Mise à jour de la Note explicative de la Démarche AFBV-WGG

Réglementation

Propositions pour permettre le développement de l’édition génomique en Europe

A. Les défis de l’agriculture :

L’agriculture est soumise à de nombreux défis dont les principaux sont une population mondiale qui augmente (9-10 milliards d’habitants en 2050), la rareté des terres arables et les risques liés au changement climatique et à la perte de biodiversité.  D’où la nécessité d’une production plus durable qui utilise moins de terres et d’intrants tout en réduisant ses impacts environnementaux.

B. Nécessité de continuer d’innover en amélioration des plantes :

Pour relever ces défis le développement d’une agriculture innovante et performante doit être poursuivi en France, en Allemagne, en Europe et dans le reste du monde.  Parmi les innovations indispensables à tous les stades depuis la semence jusqu’aux consommateurs celles liées à la génétique végétale jouent un rôle important.  Il est indispensable que toutes les technologies disponibles pour la création de nouvelles variétés végétales puissent être utilisées sans exclusion de principe.

C. L’édition génomique :

L’édition génomique, une des technologies désignées sous le terme de NBT (New Breeding Techniques / Nouvelles techniques de sélection)1 (afin de faciliter la lecture, les notes et références ont été regroupées dans l’Annexe 1), regroupe un ensemble de technologies permettant la modification dirigée de l’information génétique par ajout (addition), suppression (délétion) ou échanges de nucléotides (remplacement) en un site déterminé de la séquence du génome de l’organisme receveur2.  Dans le cas des plantes ces technologies deviendront des outils essentiels pour obtenir rapidement, par exemple, la résistance aux stress biotiques, pathogènes et agresseurs ; l’amélioration de la tolérance aux stress abiotiques, sécheresse et variations de température ; ainsi que l’amélioration des qualités sanitaires, technologiques et alimentaires des produits récoltés. 

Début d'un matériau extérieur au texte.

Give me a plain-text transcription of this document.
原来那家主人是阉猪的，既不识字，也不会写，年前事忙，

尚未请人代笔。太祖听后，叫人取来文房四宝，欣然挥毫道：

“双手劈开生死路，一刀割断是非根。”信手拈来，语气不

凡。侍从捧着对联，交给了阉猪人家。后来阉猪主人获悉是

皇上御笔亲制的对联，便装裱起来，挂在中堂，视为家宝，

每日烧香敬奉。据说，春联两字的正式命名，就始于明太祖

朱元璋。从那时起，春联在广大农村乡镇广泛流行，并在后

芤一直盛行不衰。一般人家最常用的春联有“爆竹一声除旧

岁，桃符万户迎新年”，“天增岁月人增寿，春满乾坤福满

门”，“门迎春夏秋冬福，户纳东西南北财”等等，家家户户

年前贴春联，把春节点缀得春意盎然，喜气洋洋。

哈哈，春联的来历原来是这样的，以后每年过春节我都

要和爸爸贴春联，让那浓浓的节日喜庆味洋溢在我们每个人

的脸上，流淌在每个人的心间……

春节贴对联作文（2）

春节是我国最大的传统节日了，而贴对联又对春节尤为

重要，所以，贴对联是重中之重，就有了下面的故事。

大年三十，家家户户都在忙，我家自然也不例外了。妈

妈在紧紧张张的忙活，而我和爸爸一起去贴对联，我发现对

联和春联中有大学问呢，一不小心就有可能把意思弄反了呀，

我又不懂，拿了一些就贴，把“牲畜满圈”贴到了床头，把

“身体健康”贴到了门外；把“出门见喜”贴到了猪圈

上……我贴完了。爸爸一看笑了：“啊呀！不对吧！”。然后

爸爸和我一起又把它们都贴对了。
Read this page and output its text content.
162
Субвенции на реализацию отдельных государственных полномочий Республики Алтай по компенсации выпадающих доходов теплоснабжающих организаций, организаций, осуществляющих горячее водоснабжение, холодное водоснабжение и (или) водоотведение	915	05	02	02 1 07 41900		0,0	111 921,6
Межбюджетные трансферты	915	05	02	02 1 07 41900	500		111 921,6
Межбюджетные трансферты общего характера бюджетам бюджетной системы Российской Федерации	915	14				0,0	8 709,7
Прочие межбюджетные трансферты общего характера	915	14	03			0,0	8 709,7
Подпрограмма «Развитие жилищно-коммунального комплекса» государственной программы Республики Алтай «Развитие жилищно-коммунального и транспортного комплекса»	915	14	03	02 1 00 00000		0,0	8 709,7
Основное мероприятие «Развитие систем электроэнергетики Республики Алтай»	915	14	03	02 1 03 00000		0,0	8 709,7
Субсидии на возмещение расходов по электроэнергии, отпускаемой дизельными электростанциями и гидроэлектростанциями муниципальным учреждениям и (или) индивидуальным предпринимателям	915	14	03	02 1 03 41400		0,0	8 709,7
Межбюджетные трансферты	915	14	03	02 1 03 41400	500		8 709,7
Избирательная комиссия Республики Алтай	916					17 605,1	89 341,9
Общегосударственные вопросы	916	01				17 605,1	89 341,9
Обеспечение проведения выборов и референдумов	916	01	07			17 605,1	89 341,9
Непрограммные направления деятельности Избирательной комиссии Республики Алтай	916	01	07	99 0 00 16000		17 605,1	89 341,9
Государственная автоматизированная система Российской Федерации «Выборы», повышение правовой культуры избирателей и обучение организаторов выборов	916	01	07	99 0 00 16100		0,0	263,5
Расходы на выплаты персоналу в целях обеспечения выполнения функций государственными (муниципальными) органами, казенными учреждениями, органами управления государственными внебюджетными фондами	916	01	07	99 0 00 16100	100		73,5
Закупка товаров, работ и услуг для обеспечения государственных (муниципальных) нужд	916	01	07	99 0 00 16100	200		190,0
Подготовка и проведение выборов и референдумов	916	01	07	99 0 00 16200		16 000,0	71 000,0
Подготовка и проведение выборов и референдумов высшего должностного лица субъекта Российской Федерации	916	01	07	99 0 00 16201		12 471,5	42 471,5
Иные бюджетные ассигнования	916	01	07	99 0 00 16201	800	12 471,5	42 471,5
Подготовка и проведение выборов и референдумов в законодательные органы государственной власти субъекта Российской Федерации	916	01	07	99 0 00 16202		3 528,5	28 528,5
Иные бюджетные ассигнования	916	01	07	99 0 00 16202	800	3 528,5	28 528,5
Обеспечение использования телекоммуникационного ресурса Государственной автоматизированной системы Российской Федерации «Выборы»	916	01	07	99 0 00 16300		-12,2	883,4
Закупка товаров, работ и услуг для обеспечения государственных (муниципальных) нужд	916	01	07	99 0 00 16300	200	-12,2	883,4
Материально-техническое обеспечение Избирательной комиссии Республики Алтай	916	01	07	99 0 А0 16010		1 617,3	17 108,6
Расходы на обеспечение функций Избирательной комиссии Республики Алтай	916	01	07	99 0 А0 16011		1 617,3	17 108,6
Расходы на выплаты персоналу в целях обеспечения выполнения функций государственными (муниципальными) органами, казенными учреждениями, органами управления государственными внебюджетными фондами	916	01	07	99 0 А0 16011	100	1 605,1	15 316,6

Ces technologies ont montré, au niveau de la recherche/développement, un potentiel important dans l’amélioration génétique.  D’ailleurs, les premières plantes issues de ces technologies arrivent sur le marché en Amérique du Nord3 et une diffusion limitée d’une tomate éditée est lancée au Japon4.  Diverses analyses et évaluations sur ces technologies par le Haut Conseil des Biotechnologies (HCB) en France, l’EFSA et le Science Advice Mechanism (SAM) en Europe, ont conclu que ces nouvelles plantes ne sont pas différentes dans leurs effets sur la santé et l’environnement de celles issues de méthodes de sélection traditionnelles5.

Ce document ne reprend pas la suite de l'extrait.